« Il faut l'exclure de la société »

CHRONIQUE JUDICIAIRE. Aux comparutions immédiates, au Palais de justice de Paris, Monsieur V. est jugé pour des violences commises sur une jeune femme et un policier en pleine rue. 

A propos de ce projet
Publié le 29 Janvier 2018
Mots clés : justice police
Auteur
Elena Louazon Promotion 72
Making Of

Cet article a été réalisé en novembre 2017, dans le cadre de la session TBR (techniques de base rédactionnelles) du CFJ sous la direction d'Ondine Millot.

Sur le banc des prévenus, Monsieur V. semble bouillonner de l’intérieur. « Vous avez dit aux policiers “Nique la police française”, “Varsovie vous encule” et “Vaf’enculo”, énumère, hésitant, le président à la lecture du dossier.

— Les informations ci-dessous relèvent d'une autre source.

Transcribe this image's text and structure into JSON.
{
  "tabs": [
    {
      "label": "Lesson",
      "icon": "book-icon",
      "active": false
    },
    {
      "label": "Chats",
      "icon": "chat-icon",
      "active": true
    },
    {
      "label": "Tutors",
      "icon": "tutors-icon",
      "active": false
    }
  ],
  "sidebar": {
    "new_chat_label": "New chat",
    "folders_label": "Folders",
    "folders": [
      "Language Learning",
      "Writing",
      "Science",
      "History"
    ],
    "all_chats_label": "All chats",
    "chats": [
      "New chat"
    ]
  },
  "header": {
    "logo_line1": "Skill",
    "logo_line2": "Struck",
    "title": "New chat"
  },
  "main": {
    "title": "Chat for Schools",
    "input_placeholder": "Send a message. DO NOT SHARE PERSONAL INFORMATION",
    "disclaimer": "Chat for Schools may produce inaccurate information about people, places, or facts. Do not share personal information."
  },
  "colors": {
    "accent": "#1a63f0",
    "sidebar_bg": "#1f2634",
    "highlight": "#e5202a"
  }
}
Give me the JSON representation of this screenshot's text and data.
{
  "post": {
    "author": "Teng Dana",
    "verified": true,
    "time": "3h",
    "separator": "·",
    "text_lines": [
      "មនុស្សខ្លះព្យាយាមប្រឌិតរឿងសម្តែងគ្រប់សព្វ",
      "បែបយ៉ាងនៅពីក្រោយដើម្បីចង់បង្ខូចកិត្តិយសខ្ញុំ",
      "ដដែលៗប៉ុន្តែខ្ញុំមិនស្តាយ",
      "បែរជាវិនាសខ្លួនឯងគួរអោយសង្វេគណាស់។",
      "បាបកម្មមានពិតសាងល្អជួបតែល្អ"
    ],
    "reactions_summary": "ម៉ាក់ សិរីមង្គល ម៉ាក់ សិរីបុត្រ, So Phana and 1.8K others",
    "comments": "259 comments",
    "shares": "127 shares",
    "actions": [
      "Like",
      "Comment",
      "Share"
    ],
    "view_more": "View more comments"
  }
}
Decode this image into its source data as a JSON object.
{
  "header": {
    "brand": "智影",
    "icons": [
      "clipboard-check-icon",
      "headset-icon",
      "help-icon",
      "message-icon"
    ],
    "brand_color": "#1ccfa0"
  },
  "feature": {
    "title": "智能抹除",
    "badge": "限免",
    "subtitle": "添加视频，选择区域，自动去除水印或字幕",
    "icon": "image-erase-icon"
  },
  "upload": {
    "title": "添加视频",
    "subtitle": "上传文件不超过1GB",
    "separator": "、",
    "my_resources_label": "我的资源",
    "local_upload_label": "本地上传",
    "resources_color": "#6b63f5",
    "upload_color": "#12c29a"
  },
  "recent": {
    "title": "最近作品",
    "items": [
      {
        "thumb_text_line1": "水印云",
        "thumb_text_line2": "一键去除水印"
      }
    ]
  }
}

Il relève la tête : “ça veut dire quoi Vaf’enculo ?” ». Monsieur V., polonais d’une quarantaine d’années au crâne rasé et à la barbe épaisse, a été arrêté en septembre après avoir mis un coup de pied à une jeune femme dans la rue, puis au policier en civil qui a tenté de s’interposer. Quand les renforts de police sont arrivés, il les a insultés et frappés avant de baisser son pantalon et de se masturber. 

Grand gaillard, il est obligé de s’abaisser pour se mettre à la hauteur de sa traductrice polonaise, une petite femme de soixante ans. « En garde-à-vue, vous avez dit aux policiers “c’est votre travail de regarder ma bite“, relève le président, qui réprime un sourire. Vous avez un problème sexuel monsieur ? ». Monsieur V. tente plusieurs fois de prendre la parole pour protester. « Il se tait ! C’est moi qui dirige le débat », lance le président en direction de l’interprète, après une énième interruption. 

« En détention, sa pathologie ne sera pas traitée » 

Très énervé, Monsieur V. peine à se contenir. Lorsqu’il essaie de raconter sa soirée, ses mots chevauchent ceux de la traductrice. « Il y avait beaucoup de monde, c’est une collision », tente-t-il, pour expliquer le coup porté à la jeune femme. « Vous aviez bu ce soir-là ? », s’enquiert le président. Monsieur V. reconnaît « quelques bières ». Onze pintes, d’après l’expertise médicale. 

L’examen psychologique montre une addiction à l’alcool et préconise une injonction de soins. Mais la procureure balaie ces conclusions. « Il a des tendances psychopathes », affirme-t-elle. Elle accuse Monsieur V. d’avoir fourni une fausse identité et d’être en réalité biélorusse. Sous son vrai nom, il aurait à son actif plusieurs condamnations pour des violences. « Il ignore l’existence des autres, tranche-t-elle, à la fin de son réquisitoire. Il faut l’exclure de la société ». Elle demande 18 mois de prison. 

« En détention sa pathologie ne sera pas traitée, plaide son avocat. La société doit être protégée, mais elle sera mieux protégée s’il est soigné, et ça ne peut se faire qu’à l’extérieur ! » En fin de journée le jugement tombe : Monsieur V. est condamné à an ferme.